妖幻坊と高姫が湖上を進んでいくと、一艘の小船とすれ違った。高姫はその船に乗っている男を見て顔を赤くする。
妖幻坊はそれを見て、高姫が他の男に恋慕していると嫉妬し、小船を追いかける。
小船は、もと来た離れ小島に横付けとなっていた。妖幻坊は船に乗っていた男を追いかけていく。それは梅公別であった。
梅公別は高姫に「まんざら他人でもない」と挨拶して、妖幻坊の嫉妬をあおる。
妖幻坊は高姫に、梅公別を蟻の竹やぶに誘い込むように命令する。高姫は、竹やぶで蟻に責められている男女を救うように梅公別をそそのかす。
実は梅公別は、二人の男女が高姫にだまされて蟻に責められていることは、常磐丸の船内で透視して知っていた。そして二人を助けに小船でやってきたのであった。

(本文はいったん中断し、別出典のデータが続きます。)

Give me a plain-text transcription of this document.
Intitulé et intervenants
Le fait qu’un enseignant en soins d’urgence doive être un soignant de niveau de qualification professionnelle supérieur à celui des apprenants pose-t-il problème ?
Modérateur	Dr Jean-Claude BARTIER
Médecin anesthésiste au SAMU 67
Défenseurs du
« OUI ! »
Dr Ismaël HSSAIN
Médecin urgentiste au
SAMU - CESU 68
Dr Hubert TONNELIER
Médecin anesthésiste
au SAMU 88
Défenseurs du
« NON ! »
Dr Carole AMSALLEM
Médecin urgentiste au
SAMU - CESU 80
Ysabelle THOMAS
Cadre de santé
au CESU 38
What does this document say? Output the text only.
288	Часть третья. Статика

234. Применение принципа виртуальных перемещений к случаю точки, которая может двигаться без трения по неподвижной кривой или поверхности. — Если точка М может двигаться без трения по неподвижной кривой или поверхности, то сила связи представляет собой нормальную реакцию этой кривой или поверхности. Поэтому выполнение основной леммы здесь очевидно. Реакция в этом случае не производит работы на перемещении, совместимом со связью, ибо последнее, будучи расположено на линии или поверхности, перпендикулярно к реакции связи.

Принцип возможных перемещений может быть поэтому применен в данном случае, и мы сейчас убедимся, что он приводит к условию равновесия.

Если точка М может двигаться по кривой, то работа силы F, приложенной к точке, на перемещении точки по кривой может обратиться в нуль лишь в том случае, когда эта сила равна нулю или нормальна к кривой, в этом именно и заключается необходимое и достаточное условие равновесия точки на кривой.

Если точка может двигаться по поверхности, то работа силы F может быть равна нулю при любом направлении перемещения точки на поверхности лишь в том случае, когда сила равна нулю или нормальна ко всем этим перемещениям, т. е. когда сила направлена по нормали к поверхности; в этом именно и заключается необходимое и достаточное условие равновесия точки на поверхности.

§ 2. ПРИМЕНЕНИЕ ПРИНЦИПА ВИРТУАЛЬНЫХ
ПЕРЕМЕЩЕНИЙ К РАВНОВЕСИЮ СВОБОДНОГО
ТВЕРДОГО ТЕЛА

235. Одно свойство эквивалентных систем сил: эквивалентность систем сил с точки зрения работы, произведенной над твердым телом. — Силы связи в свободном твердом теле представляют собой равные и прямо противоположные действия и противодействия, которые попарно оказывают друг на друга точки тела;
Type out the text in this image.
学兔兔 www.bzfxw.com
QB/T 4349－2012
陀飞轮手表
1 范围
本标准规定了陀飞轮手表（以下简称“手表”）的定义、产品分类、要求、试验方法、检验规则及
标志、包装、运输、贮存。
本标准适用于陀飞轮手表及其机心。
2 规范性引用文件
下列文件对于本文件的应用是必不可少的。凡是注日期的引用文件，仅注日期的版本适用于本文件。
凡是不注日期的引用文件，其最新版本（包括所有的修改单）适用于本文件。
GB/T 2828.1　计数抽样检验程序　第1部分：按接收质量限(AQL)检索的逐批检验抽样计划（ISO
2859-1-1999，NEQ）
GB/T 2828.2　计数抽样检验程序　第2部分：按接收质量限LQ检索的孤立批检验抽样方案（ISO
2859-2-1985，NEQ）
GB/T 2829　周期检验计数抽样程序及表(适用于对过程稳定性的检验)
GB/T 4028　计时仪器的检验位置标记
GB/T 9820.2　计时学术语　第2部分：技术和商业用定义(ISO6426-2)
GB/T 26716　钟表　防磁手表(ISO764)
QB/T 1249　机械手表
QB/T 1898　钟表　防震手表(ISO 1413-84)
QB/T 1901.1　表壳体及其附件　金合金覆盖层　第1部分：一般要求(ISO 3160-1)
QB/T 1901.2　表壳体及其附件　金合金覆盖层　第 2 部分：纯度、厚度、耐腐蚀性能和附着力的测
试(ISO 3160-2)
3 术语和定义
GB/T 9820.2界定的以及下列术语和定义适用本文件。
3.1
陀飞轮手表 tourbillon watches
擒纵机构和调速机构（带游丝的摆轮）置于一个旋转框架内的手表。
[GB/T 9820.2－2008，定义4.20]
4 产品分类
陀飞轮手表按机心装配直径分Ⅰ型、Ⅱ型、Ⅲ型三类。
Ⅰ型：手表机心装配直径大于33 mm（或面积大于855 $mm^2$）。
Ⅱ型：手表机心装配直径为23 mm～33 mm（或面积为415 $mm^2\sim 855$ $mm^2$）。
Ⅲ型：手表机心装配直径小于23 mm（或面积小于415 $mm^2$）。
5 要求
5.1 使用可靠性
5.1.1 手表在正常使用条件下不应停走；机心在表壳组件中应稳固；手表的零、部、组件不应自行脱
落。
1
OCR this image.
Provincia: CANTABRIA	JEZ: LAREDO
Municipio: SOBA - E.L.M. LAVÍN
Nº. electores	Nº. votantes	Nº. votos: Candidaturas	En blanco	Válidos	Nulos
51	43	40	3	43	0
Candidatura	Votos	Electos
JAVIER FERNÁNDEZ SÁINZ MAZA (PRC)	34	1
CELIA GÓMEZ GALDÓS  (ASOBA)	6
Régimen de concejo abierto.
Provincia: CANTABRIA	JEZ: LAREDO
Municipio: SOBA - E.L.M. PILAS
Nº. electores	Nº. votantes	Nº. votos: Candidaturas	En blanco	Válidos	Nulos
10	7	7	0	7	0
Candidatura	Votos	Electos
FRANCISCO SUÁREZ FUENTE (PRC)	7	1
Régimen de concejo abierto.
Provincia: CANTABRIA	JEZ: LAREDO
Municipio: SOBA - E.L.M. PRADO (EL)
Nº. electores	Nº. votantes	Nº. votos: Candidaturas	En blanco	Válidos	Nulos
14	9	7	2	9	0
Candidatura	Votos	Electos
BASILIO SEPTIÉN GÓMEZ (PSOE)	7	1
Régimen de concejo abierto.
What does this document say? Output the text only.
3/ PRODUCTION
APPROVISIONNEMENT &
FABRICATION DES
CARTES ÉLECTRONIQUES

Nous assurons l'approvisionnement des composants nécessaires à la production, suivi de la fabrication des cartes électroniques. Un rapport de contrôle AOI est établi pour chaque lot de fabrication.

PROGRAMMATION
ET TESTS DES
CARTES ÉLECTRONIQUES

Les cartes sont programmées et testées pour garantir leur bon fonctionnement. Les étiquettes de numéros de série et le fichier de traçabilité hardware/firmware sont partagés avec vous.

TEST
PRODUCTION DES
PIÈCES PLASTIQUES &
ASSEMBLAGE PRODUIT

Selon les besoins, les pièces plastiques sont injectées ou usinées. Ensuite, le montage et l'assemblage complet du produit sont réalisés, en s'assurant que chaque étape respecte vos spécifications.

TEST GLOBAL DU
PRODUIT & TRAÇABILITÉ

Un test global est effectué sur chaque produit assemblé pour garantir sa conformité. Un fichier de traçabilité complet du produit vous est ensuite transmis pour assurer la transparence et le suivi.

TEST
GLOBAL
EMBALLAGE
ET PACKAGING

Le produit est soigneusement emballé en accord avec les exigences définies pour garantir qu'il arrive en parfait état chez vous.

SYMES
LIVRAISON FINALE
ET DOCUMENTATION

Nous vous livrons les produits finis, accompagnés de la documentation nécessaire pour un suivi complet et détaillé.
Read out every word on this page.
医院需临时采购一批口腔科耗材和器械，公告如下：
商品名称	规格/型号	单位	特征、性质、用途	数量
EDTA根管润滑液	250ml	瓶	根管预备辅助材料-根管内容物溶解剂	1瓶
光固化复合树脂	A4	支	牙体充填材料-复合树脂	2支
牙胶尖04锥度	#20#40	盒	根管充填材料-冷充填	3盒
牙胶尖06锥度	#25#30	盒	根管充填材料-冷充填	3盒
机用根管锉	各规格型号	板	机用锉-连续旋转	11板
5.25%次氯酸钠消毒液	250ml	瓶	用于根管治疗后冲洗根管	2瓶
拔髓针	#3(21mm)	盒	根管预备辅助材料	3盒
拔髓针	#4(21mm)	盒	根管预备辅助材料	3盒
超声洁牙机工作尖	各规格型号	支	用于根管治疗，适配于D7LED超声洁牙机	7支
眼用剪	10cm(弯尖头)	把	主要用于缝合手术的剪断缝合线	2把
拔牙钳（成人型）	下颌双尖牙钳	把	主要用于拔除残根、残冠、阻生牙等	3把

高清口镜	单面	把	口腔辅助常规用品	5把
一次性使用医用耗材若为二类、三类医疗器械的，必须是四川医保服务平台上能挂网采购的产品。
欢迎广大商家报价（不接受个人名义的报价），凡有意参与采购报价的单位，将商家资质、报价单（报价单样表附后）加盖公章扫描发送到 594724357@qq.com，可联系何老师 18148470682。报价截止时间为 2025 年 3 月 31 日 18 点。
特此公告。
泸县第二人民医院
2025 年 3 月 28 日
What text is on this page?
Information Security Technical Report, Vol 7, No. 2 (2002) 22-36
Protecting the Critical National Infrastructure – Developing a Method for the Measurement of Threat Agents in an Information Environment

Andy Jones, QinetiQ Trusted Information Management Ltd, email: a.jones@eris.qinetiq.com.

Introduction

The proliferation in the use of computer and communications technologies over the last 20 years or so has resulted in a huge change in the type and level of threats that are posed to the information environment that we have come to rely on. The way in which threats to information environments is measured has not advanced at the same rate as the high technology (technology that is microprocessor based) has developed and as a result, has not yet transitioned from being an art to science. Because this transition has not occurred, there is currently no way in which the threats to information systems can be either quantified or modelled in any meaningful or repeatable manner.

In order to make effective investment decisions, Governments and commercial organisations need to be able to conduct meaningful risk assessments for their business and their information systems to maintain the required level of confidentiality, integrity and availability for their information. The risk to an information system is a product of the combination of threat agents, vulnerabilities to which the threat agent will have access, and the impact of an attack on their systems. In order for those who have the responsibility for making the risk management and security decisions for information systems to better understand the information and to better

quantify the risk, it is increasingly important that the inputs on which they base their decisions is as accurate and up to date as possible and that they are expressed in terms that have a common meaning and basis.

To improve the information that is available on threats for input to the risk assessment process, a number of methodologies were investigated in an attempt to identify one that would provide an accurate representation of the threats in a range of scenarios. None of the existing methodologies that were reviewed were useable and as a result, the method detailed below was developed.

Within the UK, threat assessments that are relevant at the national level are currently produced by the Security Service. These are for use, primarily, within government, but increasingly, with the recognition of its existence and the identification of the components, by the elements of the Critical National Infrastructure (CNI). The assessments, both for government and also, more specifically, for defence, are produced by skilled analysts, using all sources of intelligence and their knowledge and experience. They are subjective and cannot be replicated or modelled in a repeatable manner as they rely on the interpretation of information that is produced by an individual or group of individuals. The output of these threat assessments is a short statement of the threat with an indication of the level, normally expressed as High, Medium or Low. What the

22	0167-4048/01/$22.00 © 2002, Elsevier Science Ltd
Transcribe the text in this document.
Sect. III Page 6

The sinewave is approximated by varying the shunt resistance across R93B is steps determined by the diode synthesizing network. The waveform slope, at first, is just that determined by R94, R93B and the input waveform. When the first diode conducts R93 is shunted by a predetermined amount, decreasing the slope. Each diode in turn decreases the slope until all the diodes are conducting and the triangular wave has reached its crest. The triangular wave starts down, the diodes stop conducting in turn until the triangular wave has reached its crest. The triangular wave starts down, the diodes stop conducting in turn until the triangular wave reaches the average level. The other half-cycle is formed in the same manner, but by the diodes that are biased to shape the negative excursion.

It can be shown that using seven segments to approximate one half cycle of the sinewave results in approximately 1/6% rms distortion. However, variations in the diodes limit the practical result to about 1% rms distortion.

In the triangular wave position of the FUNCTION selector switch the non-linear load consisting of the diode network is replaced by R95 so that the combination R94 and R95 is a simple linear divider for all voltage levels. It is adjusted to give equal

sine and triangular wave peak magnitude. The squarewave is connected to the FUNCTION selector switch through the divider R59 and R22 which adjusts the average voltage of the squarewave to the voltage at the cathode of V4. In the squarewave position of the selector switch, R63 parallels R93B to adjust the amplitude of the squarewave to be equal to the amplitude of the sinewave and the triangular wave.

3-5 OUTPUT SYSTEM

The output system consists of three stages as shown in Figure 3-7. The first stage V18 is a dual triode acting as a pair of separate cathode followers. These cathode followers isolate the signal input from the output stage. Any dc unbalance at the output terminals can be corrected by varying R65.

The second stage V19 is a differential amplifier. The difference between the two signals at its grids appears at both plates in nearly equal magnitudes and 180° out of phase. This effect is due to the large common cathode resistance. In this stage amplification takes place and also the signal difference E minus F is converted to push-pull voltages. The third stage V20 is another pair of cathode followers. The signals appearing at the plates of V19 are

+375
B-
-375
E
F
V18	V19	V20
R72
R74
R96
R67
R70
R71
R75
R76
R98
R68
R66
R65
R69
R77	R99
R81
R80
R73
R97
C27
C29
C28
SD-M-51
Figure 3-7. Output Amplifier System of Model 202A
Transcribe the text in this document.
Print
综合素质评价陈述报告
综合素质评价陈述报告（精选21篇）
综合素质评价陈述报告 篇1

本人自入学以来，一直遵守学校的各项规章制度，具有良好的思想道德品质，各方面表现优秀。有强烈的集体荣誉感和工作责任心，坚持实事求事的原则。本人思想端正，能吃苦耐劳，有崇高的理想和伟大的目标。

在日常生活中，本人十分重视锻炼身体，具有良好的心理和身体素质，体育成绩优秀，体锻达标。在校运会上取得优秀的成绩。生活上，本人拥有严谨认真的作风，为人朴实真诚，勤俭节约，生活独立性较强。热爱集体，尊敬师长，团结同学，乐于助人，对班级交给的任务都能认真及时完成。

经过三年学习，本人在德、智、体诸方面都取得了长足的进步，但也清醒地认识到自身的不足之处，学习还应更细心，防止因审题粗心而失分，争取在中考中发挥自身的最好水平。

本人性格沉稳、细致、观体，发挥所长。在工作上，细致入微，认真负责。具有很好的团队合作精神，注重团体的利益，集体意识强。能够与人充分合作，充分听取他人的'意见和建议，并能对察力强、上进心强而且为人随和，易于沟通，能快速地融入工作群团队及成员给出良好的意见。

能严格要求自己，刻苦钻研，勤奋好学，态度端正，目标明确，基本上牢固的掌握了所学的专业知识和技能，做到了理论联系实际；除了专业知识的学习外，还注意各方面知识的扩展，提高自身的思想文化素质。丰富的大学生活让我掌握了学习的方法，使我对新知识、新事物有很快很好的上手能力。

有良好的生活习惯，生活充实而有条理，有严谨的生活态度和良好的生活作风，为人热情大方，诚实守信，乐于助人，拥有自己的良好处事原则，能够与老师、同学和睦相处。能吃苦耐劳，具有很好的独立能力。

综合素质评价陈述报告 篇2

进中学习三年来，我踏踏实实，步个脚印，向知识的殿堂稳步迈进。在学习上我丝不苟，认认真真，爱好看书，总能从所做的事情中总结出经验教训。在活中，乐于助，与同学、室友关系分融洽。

すでに蟻の魔の森に鎮魂を修し、神霊を送って蟻を退けておいてあった。
また、高姫が自分を蟻の餌食にしようとしていることを知っていたが、だまされた振りをして、森に飛び込む。
妖幻坊と高姫はそれを見て満足し、船に乗って島を去っていく。
一方梅公別はフクエと岸子を救い出し、スガの港を指して進み行く。